Convenience Middleware Classes
------------------------------

For common use cases, we provide pre-configured middleware:

.. code-block:: python

   from fastapi_traffic.middleware import (
       SlidingWindowMiddleware,
       TokenBucketMiddleware,
   )

   # Sliding window algorithm
   app.add_middleware(
       SlidingWindowMiddleware,
       limit=1000,
       window_size=60,
   )

   # Token bucket algorithm
   app.add_middleware(
       TokenBucketMiddleware,
       limit=1000,
       window_size=60,
   )

Combining with Decorator
------------------------

You can use both middleware and decorators. The middleware provides a baseline
limit, and decorators can add stricter limits to specific endpoints:

.. code-block:: python

   from fastapi_traffic import rate_limit
   from fastapi_traffic.middleware import RateLimitMiddleware

   # Global limit: 1000 req/min
   app.add_middleware(
       RateLimitMiddleware,
       limit=1000,
       window_size=60,
   )

   # This endpoint has an additional, stricter limit
   @app.post("/api/expensive-operation")
   @rate_limit(10, 60)  # Only 10 req/min for this endpoint
   async def expensive_operation(request: Request):
       return {"result": "done"}

   # This endpoint uses only the global limit
   @app.get("/api/cheap-operation")
   async def cheap_operation():
       return {"result": "done"}

Both limits are checked. A request must pass both the middleware limit AND the
decorator limit.

Error Responses
---------------

When a client exceeds the rate limit, they get a 429 response:

.. code-block:: json

   {
     "detail": "Rate limit exceeded. Please try again later.",
     "retry_after": 45.2
   }

You can customize the message:

.. code-block:: python

   app.add_middleware(
       RateLimitMiddleware,
       limit=1000,
       window_size=60,
       error_message="Whoa there! You're making requests too fast.",
       status_code=429,
   )

Response Headers
----------------

By default, rate limit headers are included in every response:

.. code-block:: http

   X-RateLimit-Limit: 1000
   X-RateLimit-Remaining: 847
   X-RateLimit-Reset: 1709834400

When rate limited:

.. code-block:: http

   Retry-After: 45

Disable headers if you don't want to expose this information:

.. code-block:: python

   app.add_middleware(
       RateLimitMiddleware,
       limit=1000,
       window_size=60,
       include_headers=False,
   )

Handling Backend Errors
-----------------------

What happens if your Redis server goes down? By default, the middleware will
raise an exception. You can change this behavior:

.. code-block:: python

   app.add_middleware(
       RateLimitMiddleware,
       limit=1000,
       window_size=60,
       skip_on_error=True,  # Allow requests through if backend fails
   )

With ``skip_on_error=True``, requests are allowed through when the backend is
unavailable. This is a tradeoff between availability and protection.

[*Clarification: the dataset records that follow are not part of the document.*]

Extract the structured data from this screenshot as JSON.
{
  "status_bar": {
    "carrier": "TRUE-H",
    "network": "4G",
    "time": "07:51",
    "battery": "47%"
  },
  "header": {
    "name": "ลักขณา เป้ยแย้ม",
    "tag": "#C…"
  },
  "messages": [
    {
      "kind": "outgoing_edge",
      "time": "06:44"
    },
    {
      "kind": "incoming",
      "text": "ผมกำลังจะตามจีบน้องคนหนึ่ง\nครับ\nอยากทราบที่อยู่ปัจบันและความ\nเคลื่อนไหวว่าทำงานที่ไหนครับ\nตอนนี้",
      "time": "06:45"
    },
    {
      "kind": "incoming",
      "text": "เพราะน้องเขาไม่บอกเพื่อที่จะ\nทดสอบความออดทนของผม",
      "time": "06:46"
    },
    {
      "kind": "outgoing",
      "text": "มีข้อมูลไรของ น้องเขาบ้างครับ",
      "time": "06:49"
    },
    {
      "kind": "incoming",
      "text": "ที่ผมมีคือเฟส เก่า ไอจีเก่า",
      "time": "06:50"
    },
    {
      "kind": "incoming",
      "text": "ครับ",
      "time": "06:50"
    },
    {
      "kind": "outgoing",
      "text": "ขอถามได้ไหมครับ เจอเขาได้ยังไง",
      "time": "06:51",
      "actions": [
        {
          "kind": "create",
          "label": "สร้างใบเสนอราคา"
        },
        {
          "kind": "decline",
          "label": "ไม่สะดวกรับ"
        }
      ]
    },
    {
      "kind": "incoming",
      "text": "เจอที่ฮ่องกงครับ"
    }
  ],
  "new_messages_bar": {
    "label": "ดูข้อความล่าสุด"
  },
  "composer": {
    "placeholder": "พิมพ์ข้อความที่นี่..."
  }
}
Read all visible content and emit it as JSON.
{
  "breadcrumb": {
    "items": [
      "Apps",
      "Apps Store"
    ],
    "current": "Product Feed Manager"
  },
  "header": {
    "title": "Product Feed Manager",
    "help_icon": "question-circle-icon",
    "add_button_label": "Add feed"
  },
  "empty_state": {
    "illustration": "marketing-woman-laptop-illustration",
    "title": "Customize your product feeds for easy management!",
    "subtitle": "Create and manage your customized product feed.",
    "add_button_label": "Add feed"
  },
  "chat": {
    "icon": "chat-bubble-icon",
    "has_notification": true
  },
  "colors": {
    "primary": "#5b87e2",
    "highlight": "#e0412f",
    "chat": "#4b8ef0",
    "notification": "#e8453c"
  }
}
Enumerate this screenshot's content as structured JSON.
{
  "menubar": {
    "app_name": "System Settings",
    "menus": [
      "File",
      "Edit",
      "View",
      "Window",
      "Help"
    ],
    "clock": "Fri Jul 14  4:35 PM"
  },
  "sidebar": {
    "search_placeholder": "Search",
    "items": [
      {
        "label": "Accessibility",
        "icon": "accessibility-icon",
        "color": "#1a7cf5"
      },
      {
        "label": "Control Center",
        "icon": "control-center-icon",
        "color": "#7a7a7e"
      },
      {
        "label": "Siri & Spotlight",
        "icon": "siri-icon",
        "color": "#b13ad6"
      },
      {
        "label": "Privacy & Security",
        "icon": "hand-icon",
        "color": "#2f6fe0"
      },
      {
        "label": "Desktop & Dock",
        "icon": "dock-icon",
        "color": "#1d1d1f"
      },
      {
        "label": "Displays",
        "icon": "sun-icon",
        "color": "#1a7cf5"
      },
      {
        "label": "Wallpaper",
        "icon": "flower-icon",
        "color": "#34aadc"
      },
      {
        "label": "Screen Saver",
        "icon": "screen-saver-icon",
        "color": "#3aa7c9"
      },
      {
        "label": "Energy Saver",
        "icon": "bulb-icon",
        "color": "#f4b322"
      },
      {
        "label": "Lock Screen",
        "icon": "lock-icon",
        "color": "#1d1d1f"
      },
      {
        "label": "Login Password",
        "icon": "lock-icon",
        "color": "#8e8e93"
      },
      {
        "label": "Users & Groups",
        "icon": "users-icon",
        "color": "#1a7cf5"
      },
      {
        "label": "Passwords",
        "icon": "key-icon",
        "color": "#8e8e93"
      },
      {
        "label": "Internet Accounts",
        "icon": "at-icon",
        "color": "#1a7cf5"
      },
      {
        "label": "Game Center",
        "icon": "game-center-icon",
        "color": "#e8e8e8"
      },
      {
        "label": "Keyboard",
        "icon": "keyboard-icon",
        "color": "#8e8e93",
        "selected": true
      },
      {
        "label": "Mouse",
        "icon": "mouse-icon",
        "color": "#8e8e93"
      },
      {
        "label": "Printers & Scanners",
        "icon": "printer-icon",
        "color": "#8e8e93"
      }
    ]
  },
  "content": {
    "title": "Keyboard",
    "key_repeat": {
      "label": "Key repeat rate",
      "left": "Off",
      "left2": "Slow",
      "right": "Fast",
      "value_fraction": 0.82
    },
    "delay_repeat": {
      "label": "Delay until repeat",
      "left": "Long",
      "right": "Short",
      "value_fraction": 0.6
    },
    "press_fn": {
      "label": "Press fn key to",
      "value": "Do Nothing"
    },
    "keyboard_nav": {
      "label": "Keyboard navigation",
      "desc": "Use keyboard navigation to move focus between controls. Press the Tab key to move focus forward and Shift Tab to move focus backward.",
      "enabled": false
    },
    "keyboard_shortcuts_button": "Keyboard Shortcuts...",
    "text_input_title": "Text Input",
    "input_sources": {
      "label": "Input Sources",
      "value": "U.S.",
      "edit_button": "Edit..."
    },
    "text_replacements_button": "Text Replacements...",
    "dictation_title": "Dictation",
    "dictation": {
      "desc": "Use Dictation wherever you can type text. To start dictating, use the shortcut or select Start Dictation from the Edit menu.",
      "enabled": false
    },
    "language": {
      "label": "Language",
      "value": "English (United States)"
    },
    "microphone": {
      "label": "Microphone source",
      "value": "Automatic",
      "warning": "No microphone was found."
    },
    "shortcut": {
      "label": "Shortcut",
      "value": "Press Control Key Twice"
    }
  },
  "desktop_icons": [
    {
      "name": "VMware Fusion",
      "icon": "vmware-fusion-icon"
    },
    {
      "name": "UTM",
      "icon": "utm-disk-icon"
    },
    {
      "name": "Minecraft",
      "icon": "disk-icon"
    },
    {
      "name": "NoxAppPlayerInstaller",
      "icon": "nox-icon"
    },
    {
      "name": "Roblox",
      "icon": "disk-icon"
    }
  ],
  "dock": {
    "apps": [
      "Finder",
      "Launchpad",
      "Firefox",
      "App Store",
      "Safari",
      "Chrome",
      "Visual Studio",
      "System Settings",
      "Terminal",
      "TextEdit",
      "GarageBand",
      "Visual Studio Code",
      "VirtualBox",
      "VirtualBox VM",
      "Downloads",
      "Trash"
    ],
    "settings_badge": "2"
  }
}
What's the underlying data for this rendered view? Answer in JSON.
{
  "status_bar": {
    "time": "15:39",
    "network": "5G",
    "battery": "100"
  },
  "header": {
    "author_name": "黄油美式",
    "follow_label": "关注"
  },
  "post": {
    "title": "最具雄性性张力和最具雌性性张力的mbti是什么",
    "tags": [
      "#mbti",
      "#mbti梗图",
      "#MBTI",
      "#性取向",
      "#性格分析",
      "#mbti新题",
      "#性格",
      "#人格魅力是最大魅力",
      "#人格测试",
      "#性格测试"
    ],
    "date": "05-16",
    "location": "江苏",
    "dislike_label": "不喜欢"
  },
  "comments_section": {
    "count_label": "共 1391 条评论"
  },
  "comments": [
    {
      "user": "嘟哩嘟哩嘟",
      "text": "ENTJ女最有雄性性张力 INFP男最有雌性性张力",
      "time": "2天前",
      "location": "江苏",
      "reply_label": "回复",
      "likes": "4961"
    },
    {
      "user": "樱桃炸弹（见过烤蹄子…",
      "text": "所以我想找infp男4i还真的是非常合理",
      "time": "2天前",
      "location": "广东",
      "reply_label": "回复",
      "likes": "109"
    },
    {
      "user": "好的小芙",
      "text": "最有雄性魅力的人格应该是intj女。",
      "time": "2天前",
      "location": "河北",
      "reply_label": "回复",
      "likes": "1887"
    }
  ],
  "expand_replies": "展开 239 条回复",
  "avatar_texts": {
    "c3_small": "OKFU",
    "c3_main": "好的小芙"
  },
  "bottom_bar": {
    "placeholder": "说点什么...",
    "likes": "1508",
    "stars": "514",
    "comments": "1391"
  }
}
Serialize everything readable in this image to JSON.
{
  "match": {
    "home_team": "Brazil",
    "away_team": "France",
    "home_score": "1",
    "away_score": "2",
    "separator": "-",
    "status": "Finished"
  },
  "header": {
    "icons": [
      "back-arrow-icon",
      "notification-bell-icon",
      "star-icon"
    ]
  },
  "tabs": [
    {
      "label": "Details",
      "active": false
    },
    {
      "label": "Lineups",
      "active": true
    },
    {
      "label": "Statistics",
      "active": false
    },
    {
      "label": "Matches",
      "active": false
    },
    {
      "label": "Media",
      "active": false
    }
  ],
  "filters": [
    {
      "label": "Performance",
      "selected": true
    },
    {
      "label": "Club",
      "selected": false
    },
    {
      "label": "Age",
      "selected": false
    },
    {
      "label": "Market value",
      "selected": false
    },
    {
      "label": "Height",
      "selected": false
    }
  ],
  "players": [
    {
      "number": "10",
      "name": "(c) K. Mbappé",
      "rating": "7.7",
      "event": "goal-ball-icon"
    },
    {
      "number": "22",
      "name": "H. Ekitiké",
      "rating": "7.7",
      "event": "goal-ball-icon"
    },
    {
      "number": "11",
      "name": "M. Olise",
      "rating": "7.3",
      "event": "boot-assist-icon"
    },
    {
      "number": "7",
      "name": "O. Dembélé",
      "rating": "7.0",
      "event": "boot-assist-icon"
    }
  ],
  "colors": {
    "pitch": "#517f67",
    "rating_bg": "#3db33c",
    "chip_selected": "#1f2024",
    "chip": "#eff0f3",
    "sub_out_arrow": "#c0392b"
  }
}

Full Configuration Reference
----------------------------

.. code-block:: python

   app.add_middleware(
       RateLimitMiddleware,
       limit=1000,                    # Max requests per window
       window_size=60.0,              # Window size in seconds
       algorithm=Algorithm.SLIDING_WINDOW_COUNTER,  # Algorithm to use
       backend=None,                  # Storage backend (default: MemoryBackend)
       key_prefix="middleware",       # Prefix for rate limit keys
       include_headers=True,          # Add rate limit headers to responses
       error_message="Rate limit exceeded. Please try again later.",
       status_code=429,               # HTTP status when limited
       skip_on_error=False,           # Allow requests if backend fails
       exempt_paths=None,             # Set of paths to exempt
       exempt_ips=None,               # Set of IPs to exempt
       key_extractor=default_key_extractor,  # Function to identify clients
   )